Stadttheater am Brausenwerth - Ruth Ebendorff pinx
Quelle: Vom Theater in Wuppertal, ca. 1955
Jahr100Wissen:
 
Michael Okroy über die Entstehung des Wuppertaler Stadttheaters
„Zwischen den Schwesterstädten existierte eine zwar manchmal unsinnige,
aber oft durchaus fruchtbare Konkurrenz“
 
In der Reihe „Jahr100wissen“ beschäftigen sich Wissenschaftlerinnen und Wissenschaftler der Bergischen Universität mit 100 Jahre zurückliegenden Ereignissen, die die Gesellschaft verändert und geprägt haben. Am 1. Mai 1919 wurden das Theater am Brausenwerth in Elberfeld und das heutige Barmer Opernhaus unter der Bezeichnung „Wuppertaler Stadttheater“ zusammengelegt. Ein Jahr100Wissen-Interview von Uwe Blass mit dem Literatur- und Sozialwissenschaftler Michael Okroy.
 
Elberfeld hatte seit 1888 ein eigenes Theater: Das Theater am Brausenwerth. Die Baukosten beliefen sich damals schon auf 700.000 Reichsmark. Was war das Besondere an diesem Haus?

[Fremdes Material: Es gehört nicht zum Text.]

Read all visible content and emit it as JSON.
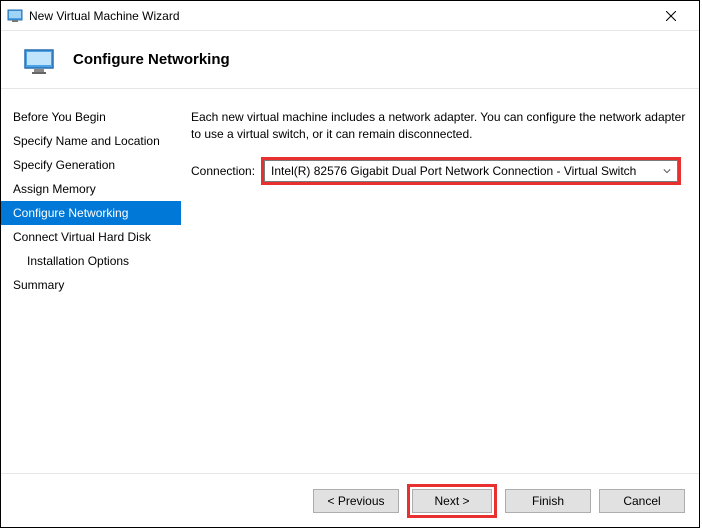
{
  "window": {
    "title": "New Virtual Machine Wizard"
  },
  "header": {
    "title": "Configure Networking"
  },
  "sidebar": {
    "steps": {
      "before": "Before You Begin",
      "name": "Specify Name and Location",
      "gen": "Specify Generation",
      "mem": "Assign Memory",
      "net": "Configure Networking",
      "vhd": "Connect Virtual Hard Disk",
      "install": "Installation Options",
      "summary": "Summary"
    }
  },
  "main": {
    "description": "Each new virtual machine includes a network adapter. You can configure the network adapter to use a virtual switch, or it can remain disconnected.",
    "connection_label": "Connection:",
    "connection_value": "Intel(R) 82576 Gigabit Dual Port Network Connection - Virtual Switch"
  },
  "footer": {
    "previous": "< Previous",
    "next": "Next >",
    "finish": "Finish",
    "cancel": "Cancel"
  }
}
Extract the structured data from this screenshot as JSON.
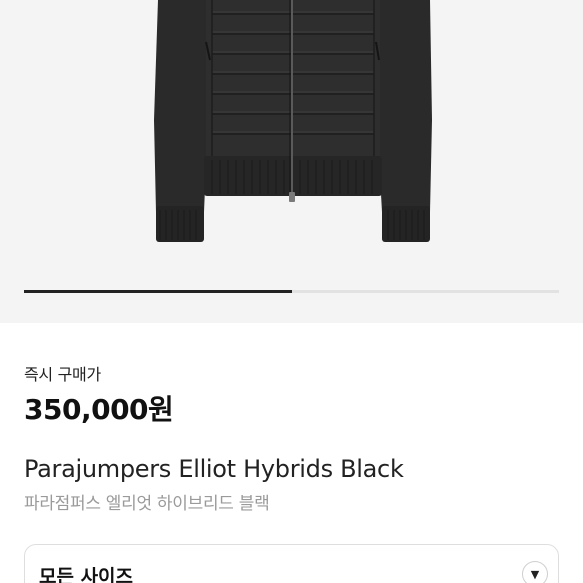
{
  "gallery": {
    "image_alt": "Parajumpers Elliot Hybrids Black jacket",
    "progress": 0.5
  },
  "price": {
    "label": "즉시 구매가",
    "value": "350,000원"
  },
  "product": {
    "name": "Parajumpers Elliot Hybrids Black",
    "name_ko": "파라점퍼스 엘리엇 하이브리드 블랙"
  },
  "size_select": {
    "label": "모든 사이즈",
    "icon": "chevron-down-icon"
  },
  "colors": {
    "background": "#f4f4f4",
    "progress_fill": "#222222",
    "progress_track": "#e2e2e2",
    "jacket": "#2b2b2b"
  }
}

Okroy: Elberfeld, gegen Ende des 19. Jahrhunderts eine prosperierende und wohlhabende Handelsstadt mit über 125.000 Einwohnern, besaß damit erstmals eine würdige Theaterstätte. Es gab zwar Vorgängerbauten, aber die waren in vielfacher Hinsicht nicht geeignet. Der Theaterbau an der Hofaue mußte etwa wegen andauernder Brandgefahr geschlossen werden. Barmen hatte schon seit 1874 ein eigenes, großes Theaterhaus mit 1200 Plätzen. Es brannte allerdings zweimal ab. 1905 entstand ein neues Theater, dort, wo heute das Opernhaus steht.
Elberfeld war mit seinem Bau von 1888 also Nachzüglerin. Das konnte man in der Stadt wohl kaum hinnehmen. Zwischen den Schwesterstädten existierte ohnehin auf vielen Gebieten eine zwar manchmal unsinnige, aber auf kulturellem Gebiet oft durchaus fruchtbare Konkurrenz.
Mit der Einweihung des Elberfelder Hauses 1888 unternahmen die beiden Städte übrigens einen erneuten Anlauf zu einer Theatervereinigung. Einen ersten hatte es schon im Jahr 1874 gegeben. Mit dieser Theaterehe versuchten die Verantwortlichen, ihre Kräfte zu bündeln, ökonomisch und künstlerisch. Aber das war stets schwierig und hat beim zweiten Versuch nur ein paar Jahre funktioniert. Dann sind beide Theater wieder getrennte Wege gegangen.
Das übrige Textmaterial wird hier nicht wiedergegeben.